In the unrelenting focus on driving new business, most sales teams overlook a source of information that pays back in spades.
We at Brandpoint believe it’s critical for companies to understand the real reasons for their losses. What’s recorded in salesforce almost never represents the dynamics of their customers’ decision making. We’ve had clients for which salesforce showed that 80% of losses were due to either price or no decision. Years of work in the software industry confirms that a far smaller percent of prospects walk away for one of these 2 reasons.
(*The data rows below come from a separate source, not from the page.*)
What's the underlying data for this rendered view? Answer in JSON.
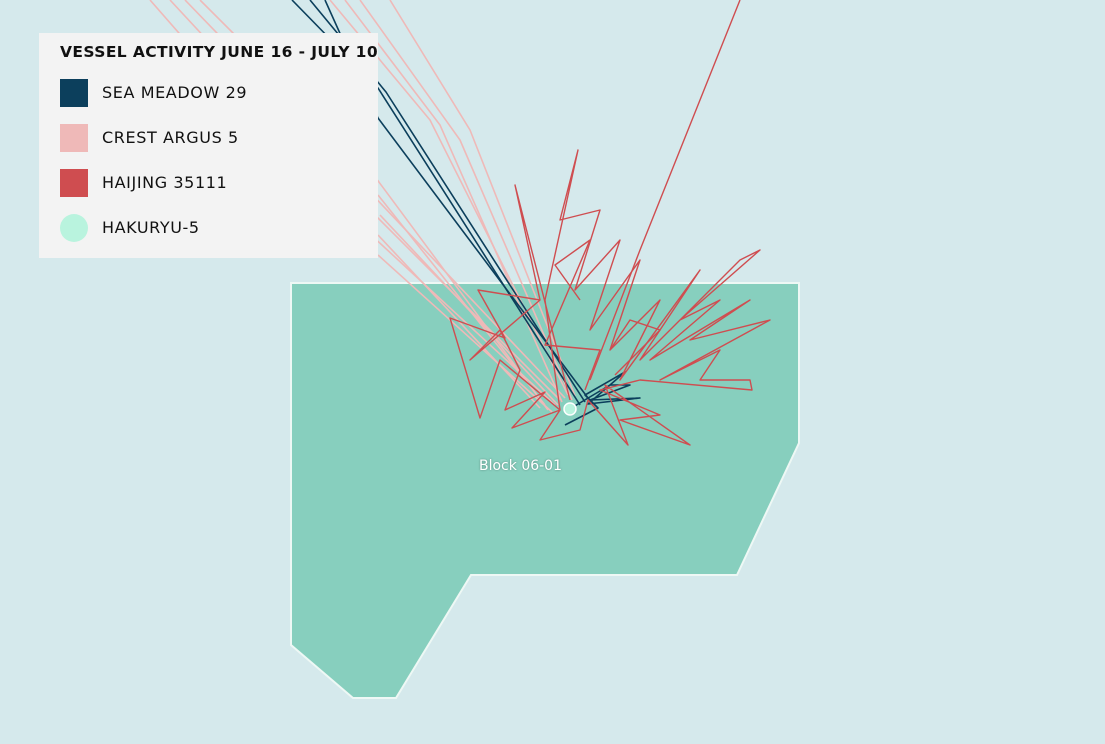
{
  "map": {
    "colors": {
      "sea": "#d5e9ec",
      "block_fill": "#87cfbe",
      "block_stroke": "#eef8f5"
    },
    "block_label": "Block 06-01"
  },
  "legend": {
    "title": "VESSEL ACTIVITY JUNE 16 - JULY 10",
    "items": [
      {
        "label": "SEA MEADOW 29",
        "color": "#0c3f5c",
        "shape": "square-icon"
      },
      {
        "label": "CREST ARGUS 5",
        "color": "#efb9b8",
        "shape": "square-icon"
      },
      {
        "label": "HAIJING 35111",
        "color": "#cf4d50",
        "shape": "square-icon"
      },
      {
        "label": "HAKURYU-5",
        "color": "#b9f3de",
        "shape": "circle-icon"
      }
    ]
  }
}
To get to the bottom of a “no” decision, it’s not enough to talk to your sales people – you need to talk with the decision makers that decided against your solution. We believe this information is so critical to the business that companies need to do this with a regular cadence: at least every 2 quarters, if not quarterly. An open-ended conversation with your prospects allows you to dig -- really dig -- into the reasons you lost the business. Ask big questions and probe into the dynamics of the decision. If they selected a competitor, understand what tipped the scales in their favor. B2B buyers combine rational and emotional factors. Dig into both. Review the feedback, do the pattern recognition, and feed this information back into your product development, marketing folks, and any other part of the company that should hear this.
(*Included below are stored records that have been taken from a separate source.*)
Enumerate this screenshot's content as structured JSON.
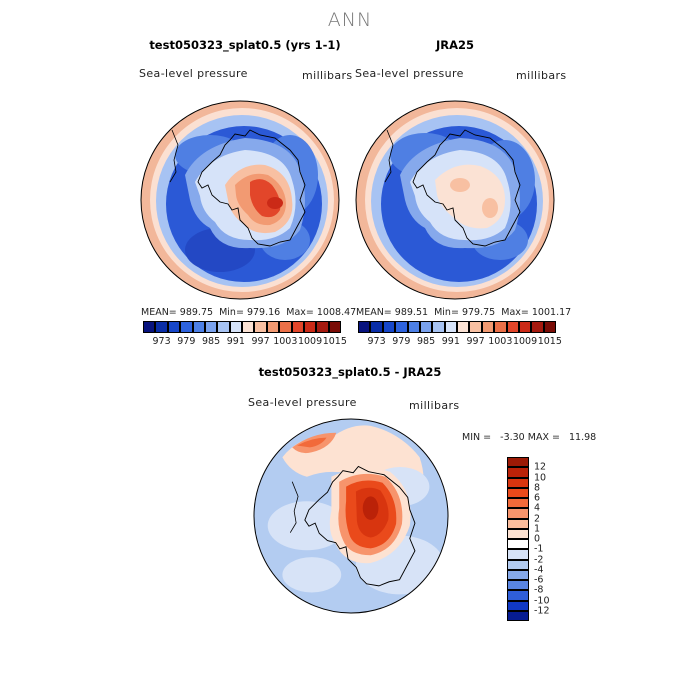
{
  "season": "ANN",
  "panels": [
    {
      "title": "test050323_splat0.5 (yrs 1-1)",
      "variable": "Sea-level pressure",
      "units": "millibars",
      "stats": {
        "mean_label": "MEAN=",
        "mean": "989.75",
        "min_label": "Min=",
        "min": "979.16",
        "max_label": "Max=",
        "max": "1008.47"
      }
    },
    {
      "title": "JRA25",
      "variable": "Sea-level pressure",
      "units": "millibars",
      "stats": {
        "mean_label": "MEAN=",
        "mean": "989.51",
        "min_label": "Min=",
        "min": "979.75",
        "max_label": "Max=",
        "max": "1001.17"
      }
    }
  ],
  "diff_panel": {
    "title": "test050323_splat0.5 - JRA25",
    "variable": "Sea-level pressure",
    "units": "millibars",
    "stats_text": "MIN =   -3.30 MAX =   11.98"
  },
  "colorbar_main": {
    "labels": [
      "973",
      "979",
      "985",
      "991",
      "997",
      "1003",
      "1009",
      "1015"
    ],
    "colors": [
      "#08137e",
      "#0a2ea8",
      "#1747c9",
      "#2e63de",
      "#4d80e6",
      "#7aa2ee",
      "#a7c3f3",
      "#d6e3f9",
      "#fbe2d4",
      "#f8c0a2",
      "#f29a72",
      "#eb7048",
      "#e2462a",
      "#cb2a17",
      "#a51a0f",
      "#7a0c06"
    ]
  },
  "colorbar_diff": {
    "labels": [
      "12",
      "10",
      "8",
      "6",
      "4",
      "2",
      "1",
      "0",
      "-1",
      "-2",
      "-4",
      "-6",
      "-8",
      "-10",
      "-12"
    ],
    "colors": [
      "#9c1a06",
      "#bb2208",
      "#d8350f",
      "#ea4a1b",
      "#f26a3a",
      "#f7946c",
      "#fbbd9d",
      "#fde2d2",
      "#ffffff",
      "#d7e3f7",
      "#b3ccf1",
      "#86a9e9",
      "#5a85e1",
      "#2f5ed8",
      "#1139c4",
      "#071c92"
    ]
  },
  "map_colors": {
    "deep_low": "#2b59d6",
    "low": "#4f7fe3",
    "mid_low": "#86a9ec",
    "light_low": "#bfd3f5",
    "near": "#e4ecfa",
    "light_high": "#fbd9c6",
    "mid_high": "#f5a98a",
    "high": "#ea6a44",
    "peak": "#d2381d",
    "coast": "#000000"
  }
}
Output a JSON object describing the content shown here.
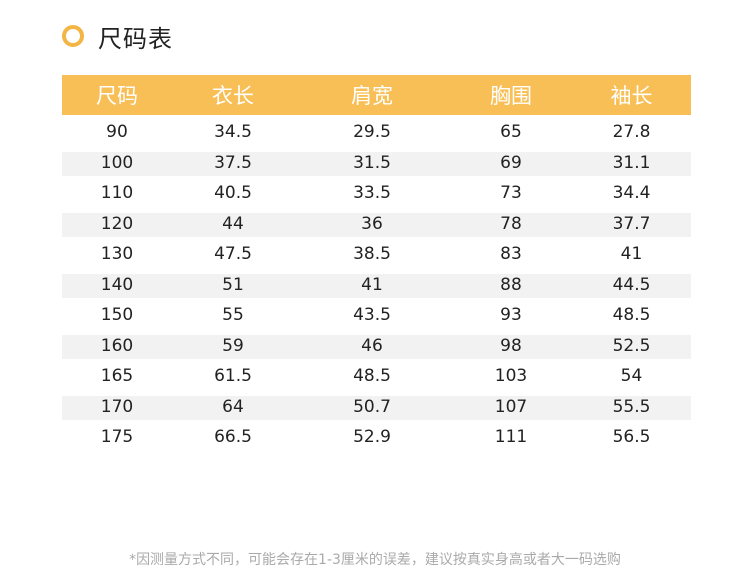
{
  "title": "尺码表",
  "table": {
    "headers": [
      "尺码",
      "衣长",
      "肩宽",
      "胸围",
      "袖长"
    ],
    "rows": [
      [
        "90",
        "34.5",
        "29.5",
        "65",
        "27.8"
      ],
      [
        "100",
        "37.5",
        "31.5",
        "69",
        "31.1"
      ],
      [
        "110",
        "40.5",
        "33.5",
        "73",
        "34.4"
      ],
      [
        "120",
        "44",
        "36",
        "78",
        "37.7"
      ],
      [
        "130",
        "47.5",
        "38.5",
        "83",
        "41"
      ],
      [
        "140",
        "51",
        "41",
        "88",
        "44.5"
      ],
      [
        "150",
        "55",
        "43.5",
        "93",
        "48.5"
      ],
      [
        "160",
        "59",
        "46",
        "98",
        "52.5"
      ],
      [
        "165",
        "61.5",
        "48.5",
        "103",
        "54"
      ],
      [
        "170",
        "64",
        "50.7",
        "107",
        "55.5"
      ],
      [
        "175",
        "66.5",
        "52.9",
        "111",
        "56.5"
      ]
    ]
  },
  "note": "*因测量方式不同，可能会存在1-3厘米的误差，建议按真实身高或者大一码选购",
  "colors": {
    "accent": "#f7bf55",
    "ring": "#f3b544",
    "stripe": "#f2f2f2"
  },
  "icons": {
    "title_marker": "ring-icon"
  }
}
At the end of every quarter, pull together a complete list of your losses. Get a complete profile about them: how long were they actively in the sales cycle? What did your team assign in terms of probability of winning the deal? What industry were they in? Get the names of the decision makers involved in evaluating the purchase. Ask your lead sales person to set up a meeting with the 1-3 decision makers, depending on the complexity of the sales. The conversation should be between a neutral person (perhaps someone from Marketing) or, even better, (shameless plug, yup!) an unbiased third party.
This is not a way to check on your sales people. You do that every day, in other ways. This is only and exclusively about getting to the bottom of your value proposition and how you need to evolve it to grow your win rate.